Huntsman at Home launched in August and has already served 145 patients.
"We were very busy very quickly," said Titchener, who is also an assistant professor of nursing at the University of Utah.
Titchener said Huntsman at Home is unique because it melds the comprehensive treatment options and 24/7 availability of hospital care with the convenience and personability of traditional home health and hospice care.
"The basis behind the whole program is that there was … a gap in care between …when patients were sitting in an acute ward and transitioning in to home health," Titchener said. "There was this definite gap in care at (an intermediate) level."
Many patients may be able to manage their illness outside of a hospital, but the "complexity of the needs" they have are "too great to transfer to normal home health," explained Titchener.
As Kurrus sees it, the program allows him and other patients to "go back and forth between radiation, part therapy, no therapy and hospice," depending on the progression of his cancer and his unique needs at any given time.
Titchener said the design of Huntsman at Home challenges the intuitions of the fee-for-service revenue model.
"We are providing care that isn't necessarily reimbursable all the time," she said. "That's really forward thinking and innovative in the fee-for-service world."
Huntsman at Home is currently limited in scope, Titchener said, as she works to demonstrate its effectiveness for patients as the basis for eventually expanding the program. Currently, only patients within 20 miles of Huntsman Cancer Institute are eligible.
"By year three, we hope to be statewide," she said.
Kurrus hopes more patients will think to take advantage of Huntsman at Home and that it will stay in operation long term.
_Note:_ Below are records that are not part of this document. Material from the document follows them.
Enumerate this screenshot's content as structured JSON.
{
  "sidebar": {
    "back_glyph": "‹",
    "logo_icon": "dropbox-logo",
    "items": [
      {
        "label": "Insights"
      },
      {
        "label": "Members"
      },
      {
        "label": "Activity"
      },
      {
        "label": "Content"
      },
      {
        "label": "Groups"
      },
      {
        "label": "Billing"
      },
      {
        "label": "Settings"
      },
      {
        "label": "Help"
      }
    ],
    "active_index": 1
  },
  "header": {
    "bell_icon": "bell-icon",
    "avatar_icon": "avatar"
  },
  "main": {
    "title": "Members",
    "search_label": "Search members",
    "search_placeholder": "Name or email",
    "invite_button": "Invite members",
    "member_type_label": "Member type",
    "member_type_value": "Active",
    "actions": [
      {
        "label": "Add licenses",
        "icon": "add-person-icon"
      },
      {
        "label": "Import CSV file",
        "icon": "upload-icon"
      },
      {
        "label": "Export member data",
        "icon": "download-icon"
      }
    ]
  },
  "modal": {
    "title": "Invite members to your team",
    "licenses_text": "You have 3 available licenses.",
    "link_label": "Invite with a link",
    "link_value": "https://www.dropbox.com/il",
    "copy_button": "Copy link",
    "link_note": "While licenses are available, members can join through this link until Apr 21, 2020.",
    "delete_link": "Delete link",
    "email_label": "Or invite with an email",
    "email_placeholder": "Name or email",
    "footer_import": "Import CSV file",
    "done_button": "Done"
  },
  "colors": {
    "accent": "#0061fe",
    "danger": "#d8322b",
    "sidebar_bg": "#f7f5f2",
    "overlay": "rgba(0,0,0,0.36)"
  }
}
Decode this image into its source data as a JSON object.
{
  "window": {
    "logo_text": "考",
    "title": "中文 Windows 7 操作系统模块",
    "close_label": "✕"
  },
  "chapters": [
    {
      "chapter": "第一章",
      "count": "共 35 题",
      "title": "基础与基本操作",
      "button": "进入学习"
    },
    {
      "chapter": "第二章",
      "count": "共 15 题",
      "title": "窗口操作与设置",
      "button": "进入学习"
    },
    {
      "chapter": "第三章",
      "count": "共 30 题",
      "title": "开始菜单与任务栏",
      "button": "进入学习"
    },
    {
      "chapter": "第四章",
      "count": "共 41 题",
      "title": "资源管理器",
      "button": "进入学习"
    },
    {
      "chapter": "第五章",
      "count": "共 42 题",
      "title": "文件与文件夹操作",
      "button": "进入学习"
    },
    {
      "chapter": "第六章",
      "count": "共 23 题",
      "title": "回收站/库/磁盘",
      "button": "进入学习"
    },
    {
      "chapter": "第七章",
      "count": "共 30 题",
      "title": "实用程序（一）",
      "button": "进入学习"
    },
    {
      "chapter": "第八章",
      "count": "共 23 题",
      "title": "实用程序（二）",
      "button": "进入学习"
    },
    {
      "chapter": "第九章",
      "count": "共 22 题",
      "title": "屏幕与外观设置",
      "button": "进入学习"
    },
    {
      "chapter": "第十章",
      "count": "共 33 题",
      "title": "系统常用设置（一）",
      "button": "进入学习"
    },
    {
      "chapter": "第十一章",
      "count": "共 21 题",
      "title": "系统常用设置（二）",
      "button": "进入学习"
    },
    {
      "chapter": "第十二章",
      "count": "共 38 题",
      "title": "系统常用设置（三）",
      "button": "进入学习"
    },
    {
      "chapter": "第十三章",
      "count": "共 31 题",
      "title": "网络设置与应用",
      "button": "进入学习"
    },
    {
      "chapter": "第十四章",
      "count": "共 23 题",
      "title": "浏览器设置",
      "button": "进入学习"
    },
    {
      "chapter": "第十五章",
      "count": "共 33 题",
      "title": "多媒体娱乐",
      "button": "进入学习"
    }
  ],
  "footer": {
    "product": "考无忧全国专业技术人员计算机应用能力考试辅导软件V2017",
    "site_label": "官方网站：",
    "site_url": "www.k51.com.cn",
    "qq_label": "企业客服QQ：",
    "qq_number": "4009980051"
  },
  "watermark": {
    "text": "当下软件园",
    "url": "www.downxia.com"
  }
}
"If anybody else is concerned about this being some sort of experimental program — this is patient-based. And it's a comfort situation," he said. "And I would not like to have (this) be a program that starts and fails because lack of cooperation from a patient standpoint."
Titchener said Huntsman at Home offers the flexibility, or what she terms "transitions of care," needed for patients to keep seeing the same medical providers after officially moving to hospice. As a result, she said, they are able to avoid changes to their relationship with providers that many hospice patients deal with and which can be jarring to someone navigating the final period of their life.
"You just have that unified care and you're working with the patient at the center of that. That's really kind of the whole ethos of this program, that it's patient-centered and family-centered."
Kurrus said he has been grateful for the "extraordinary responsiveness" of the staff who visit his home and the "seemless transition" in terms of how they have adjusted his care over time. It is that kind of care that has helped him regain his bearings as he adjusts to a new reality, he said.
"It became quite obvious to me I was in new territory, I had no idea what the heck I was doing," Kurrus said. "I was most pleased with the fact that people were very honest and straightforward with what we're doing."
Titchener noted that those with terminal diagnoses are not the only type of cancer patient Huntsman at Home will benefit; many others with less-advanced cases may fully recover while using the services.
Huntsman Cancer Institute spokeswoman Debby Rogers noted Titchener is a highly sought after expert in providing comprehensive care for patients in their own homes, having previously debuted such a program in Great Britain.
Rogers also said the "research underlying" Huntsman at Home was made a reality with the support of the Huntsman Cancer Foundation and the National Cancer Institute.